A large projection of changing images dominates the exhibition space. A forest wreathed in haze recalls the sublime grandeur of paintings by German romantics such as Casper David Friedrich, but the haze is from chemical fires which envelop the trees. In another sequence the earth itself seems to smoke and burn. Despite the potential horror of some of the imagery, a dark compelling beauty animates Undertow. The gothic painterly quality of this work is underscored by an insistent and hypnotic sound track by Robert Hindley.

Giulio Paolini

Giulio Paolini (born 1940)
L'altra figura 1984
plaster, wood plinths
183.0 x 250.0 x 190.0cm overall
Mervyn Horton Bequest Fund 1987

L’altra figura (the other figure) is a deceptively simple play on a classical theme. The two heads raised on plinths to the height of a modestly sized viewer are identical plaster casts of a Roman copy of an earlier Hellenistic bust. The busts show the heads slightly at an angle to the body, their faces turned to reflect each other precisely. This slightly sideways glance lends a degree of animation to what would otherwise be a static mirroring. It is as if they have both just turned to catch the other’s gaze; perhaps it is the dramatic incident that has just occurred between them.

On the floor surrounding the two plinths is the manifest evidence of a minor disaster. Another bust that seems to have crashed to the floor, shattering into multiple pieces of plaster, is just barely recognisable as the third of a kind. The twins may be thought of as a related pair or a mirroring of one, but three is the beginning of an indefinite number, suggesting infinite reproducibility or endless cloning.

Ricky Swallow

Ricky Swallow (born 1974)
Killing time 2003-04 (detail below)
laminated jelutong, maple
108 x 184 x 118 cm (irreg)
Rudy Komon Memorial Fund and the Contemporary Collection Benefactors 2004

In Killing time Ricky Swallow has synthesised his interests in time passing, personal and collective memory, everyday experiences and the history of art. The centrepiece of Swallow’s solo exhibition at the Australian Pavilion in the 2005 Venice Biennale, it is his most ambitious work to date.

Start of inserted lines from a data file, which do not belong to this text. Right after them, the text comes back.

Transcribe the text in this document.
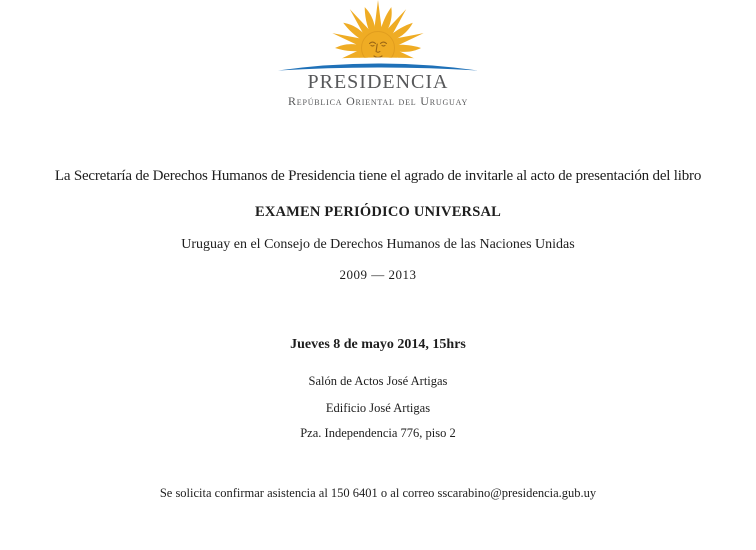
PRESIDENCIA
República Oriental del Uruguay
La Secretaría de Derechos Humanos de Presidencia tiene el agrado de invitarle al acto de presentación del libro
EXAMEN PERIÓDICO UNIVERSAL
Uruguay en el Consejo de Derechos Humanos de las Naciones Unidas
2009 — 2013
Jueves 8 de mayo 2014, 15hrs
Salón de Actos José Artigas
Edificio José Artigas
Pza. Independencia 776, piso 2
Se solicita confirmar asistencia al 150 6401 o al correo sscarabino@presidencia.gub.uy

While Killing time visually recalls 17th-century Dutch still-life painting and even the work of such a virtuoso illusionist woodcarver as Grinling Gibbons, the subject matter is derived from Swallow’s personal experience. The son of a fisherman, Swallow has faithfully depicted every sea creature that he recalls capturing, killing and eating with his father. The various fish, lobsters, oysters, crabs and others are displayed on a table which duplicates the table around which Swallow’s family ate dinner every night. While Killing time uses the visual language of a particular genre of painting and woodcarving, it is also an intensely personal act of remembering; it is another ‘evaporated self-portrait’ as Swallow has described his sculptures, which call on specific personal memories while also having a commonly recognisable subject matter.